PEKALONGAN, Lingkarjateng.id – Sejumlah Pegawai Pemerintah dengan Perjanjian Kerja (PPPK/P3K) di lingkungan Pemkot Pekalongan bakal diperbantukan sebagai personel di Koperasi Kelurahan Merah Putih. Penugasan tersebut merupakan amanah pemerintah pusat dalam mendukung operasional koperasi di tingkat desa dan kelurahan.
Kepala Badan Kepegawaian dan Pengembangan Sumber Daya Manusia (BKPSDM) Kota Pekalongan, Rusmani Budiharjo, yang akrab disapa Didik, mengatakan mekanisme penempatan masih diproses oleh Badan Kepegawaian Negara (BKN) melalui sistem berbasis digital.
“Masih disiapkan oleh BKN, karena ini by system.

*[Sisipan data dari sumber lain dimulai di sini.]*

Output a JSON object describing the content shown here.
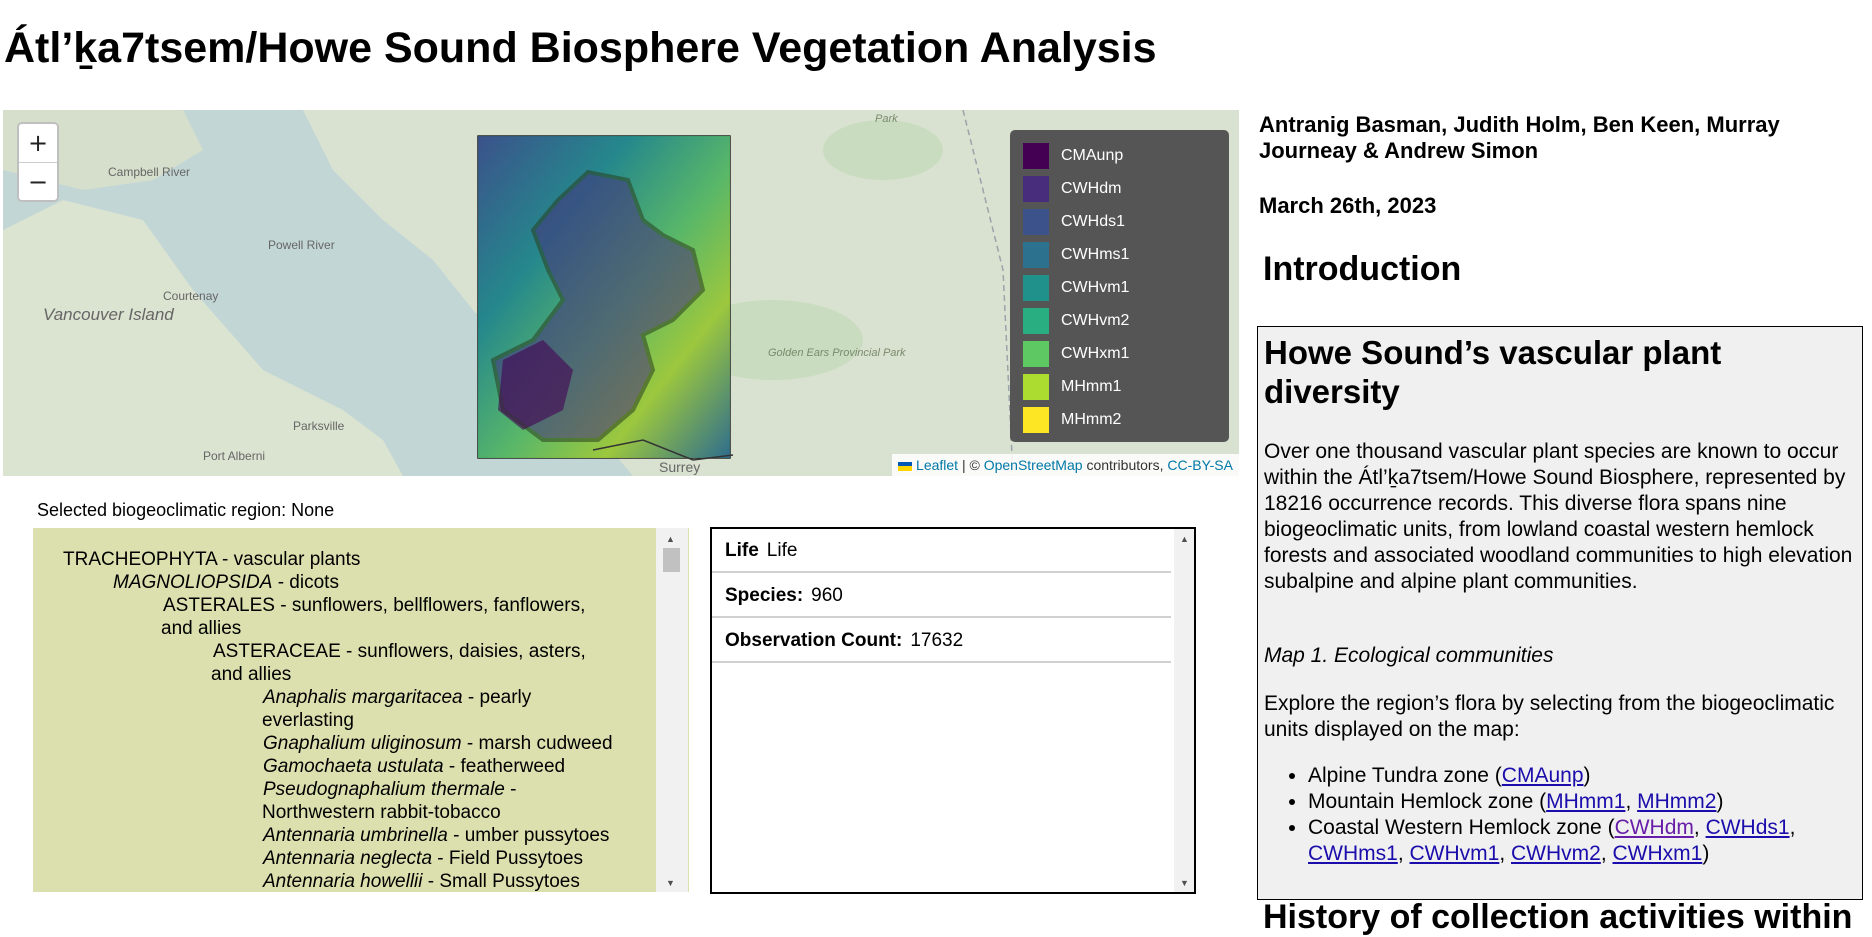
{
  "page": {
    "title": "Átl’ḵa7tsem/Howe Sound Biosphere Vegetation Analysis"
  },
  "map": {
    "zoom_in_label": "+",
    "zoom_out_label": "−",
    "place_labels": [
      "Campbell River",
      "Powell River",
      "Courtenay",
      "Vancouver Island",
      "Parksville",
      "Port Alberni",
      "Golden Ears Provincial Park",
      "Surrey",
      "Park"
    ],
    "legend": [
      {
        "label": "CMAunp",
        "color": "#440154"
      },
      {
        "label": "CWHdm",
        "color": "#472d7b"
      },
      {
        "label": "CWHds1",
        "color": "#3b528b"
      },
      {
        "label": "CWHms1",
        "color": "#2c728e"
      },
      {
        "label": "CWHvm1",
        "color": "#21918c"
      },
      {
        "label": "CWHvm2",
        "color": "#28ae80"
      },
      {
        "label": "CWHxm1",
        "color": "#5ec962"
      },
      {
        "label": "MHmm1",
        "color": "#addc30"
      },
      {
        "label": "MHmm2",
        "color": "#fde725"
      }
    ],
    "attribution": {
      "leaflet": "Leaflet",
      "separator": "| ©",
      "osm": "OpenStreetMap",
      "contributors": "contributors,",
      "license": "CC-BY-SA"
    }
  },
  "selection": {
    "text": "Selected biogeoclimatic region: None"
  },
  "tree": {
    "rows": [
      {
        "name": "TRACHEOPHYTA",
        "common": " - vascular plants",
        "italic": false,
        "level": 0
      },
      {
        "name": "MAGNOLIOPSIDA",
        "common": " - dicots",
        "italic": true,
        "level": 1
      },
      {
        "name": "ASTERALES",
        "common": " - sunflowers, bellflowers, fanflowers,",
        "italic": false,
        "level": 2
      },
      {
        "name": "",
        "common": "and allies",
        "italic": false,
        "level": 2
      },
      {
        "name": "ASTERACEAE",
        "common": " - sunflowers, daisies, asters,",
        "italic": false,
        "level": 3
      },
      {
        "name": "",
        "common": "and allies",
        "italic": false,
        "level": 3
      },
      {
        "name": "Anaphalis margaritacea",
        "common": " - pearly",
        "italic": true,
        "level": 4
      },
      {
        "name": "",
        "common": "everlasting",
        "italic": false,
        "level": 4
      },
      {
        "name": "Gnaphalium uliginosum",
        "common": " - marsh cudweed",
        "italic": true,
        "level": 4
      },
      {
        "name": "Gamochaeta ustulata",
        "common": " - featherweed",
        "italic": true,
        "level": 4
      },
      {
        "name": "Pseudognaphalium thermale",
        "common": " -",
        "italic": true,
        "level": 4
      },
      {
        "name": "",
        "common": "Northwestern rabbit-tobacco",
        "italic": false,
        "level": 4
      },
      {
        "name": "Antennaria umbrinella",
        "common": " - umber pussytoes",
        "italic": true,
        "level": 4
      },
      {
        "name": "Antennaria neglecta",
        "common": " - Field Pussytoes",
        "italic": true,
        "level": 4
      },
      {
        "name": "Antennaria howellii",
        "common": " - Small Pussytoes",
        "italic": true,
        "level": 4
      }
    ]
  },
  "info": {
    "rows": [
      {
        "label": "Life",
        "value": "Life"
      },
      {
        "label": "Species:",
        "value": "960"
      },
      {
        "label": "Observation Count:",
        "value": "17632"
      }
    ]
  },
  "sidebar": {
    "authors": "Antranig Basman, Judith Holm, Ben Keen, Murray Journeay & Andrew Simon",
    "date": "March 26th, 2023",
    "intro_heading": "Introduction",
    "box": {
      "heading": "Howe Sound’s vascular plant diversity",
      "paragraph1": "Over one thousand vascular plant species are known to occur within the Átl’ḵa7tsem/Howe Sound Biosphere, represented by 18216 occurrence records. This diverse flora spans nine biogeoclimatic units, from lowland coastal western hemlock forests and associated woodland communities to high elevation subalpine and alpine plant communities.",
      "caption": "Map 1. Ecological communities",
      "paragraph2": "Explore the region’s flora by selecting from the biogeoclimatic units displayed on the map:",
      "zones": [
        {
          "name": "Alpine Tundra zone (",
          "links": [
            "CMAunp"
          ],
          "close": ")"
        },
        {
          "name": "Mountain Hemlock zone (",
          "links": [
            "MHmm1",
            "MHmm2"
          ],
          "close": ")"
        },
        {
          "name": "Coastal Western Hemlock zone (",
          "links": [
            "CWHdm",
            "CWHds1",
            "CWHms1",
            "CWHvm1",
            "CWHvm2",
            "CWHxm1"
          ],
          "close": ")"
        }
      ]
    },
    "next_heading": "History of collection activities within"
  }
}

Nanti ketika kami mengusulkan nama, langsung muncul NIP-nya, unit organisasinya, dan akan ditempatkan di Koperasi Kelurahan Merah Putih yang ada di Kota Pekalongan,” ujarnya saat ditemui di ruang kerjanya, Kamis, 19 Februari 2026.
Didik menyebutkan, saat ini sebanyak 27 kelurahan di Kota Pekalongan telah membentuk Koperasi Merah Putih. Untuk menunjang kelancaran operasional, pemerintah pusat meminta dukungan sumber daya manusia dari instansi pemerintah daerah, termasuk PPPK.
Adapun persyaratan personel yang akan ditugaskan antara lain minimal berpendidikan D3, berusia maksimal 56 tahun, serta mampu mengoperasikan komputer.
“Kemungkinan besar nanti di administrasi. Tapi untuk detail tugasnya, kami masih menunggu penjelasan lebih lanjut dari Kementerian Koperasi,” jelasnya.
Ia menegaskan, PPPK yang ditugaskan akan bekerja penuh di koperasi dan tidak lagi menjalankan tugas di organisasi perangkat daerah (OPD) asal. Penugasan tersebut akan diatur melalui Sistem Informasi Aparatur Sipil Negara (SIASN).
“Kalau sudah ditugaskan, dia full di sana. Tidak lagi melaksanakan tugas di OPD asal. Jangan sampai nanti istilahnya tugas tambahan tapi masih nyambi ke sana-ke sini, malah tidak konsentrasi, tidak mendukung keberhasilan koperasi, bahkan bisa merepotkan,” tegas Didik.
Terkait potensi kekosongan di OPD, BKPSDM telah melakukan identifikasi awal terhadap ASN yang memenuhi kriteria. Namun, keputusan akhir tetap mempertimbangkan kebutuhan masing-masing OPD.
“Kalau OPD merasa si A sangat dibutuhkan, bisa mengusulkan nama lain yang memenuhi syarat. Harapannya, kebijakan ini tidak mengganggu kinerja OPD. Memang pasti ada dampak, tapi dengan manajemen ASN yang baik, tugas-tugas bisa didistribusikan kepada pegawai lain,” pungkasnya.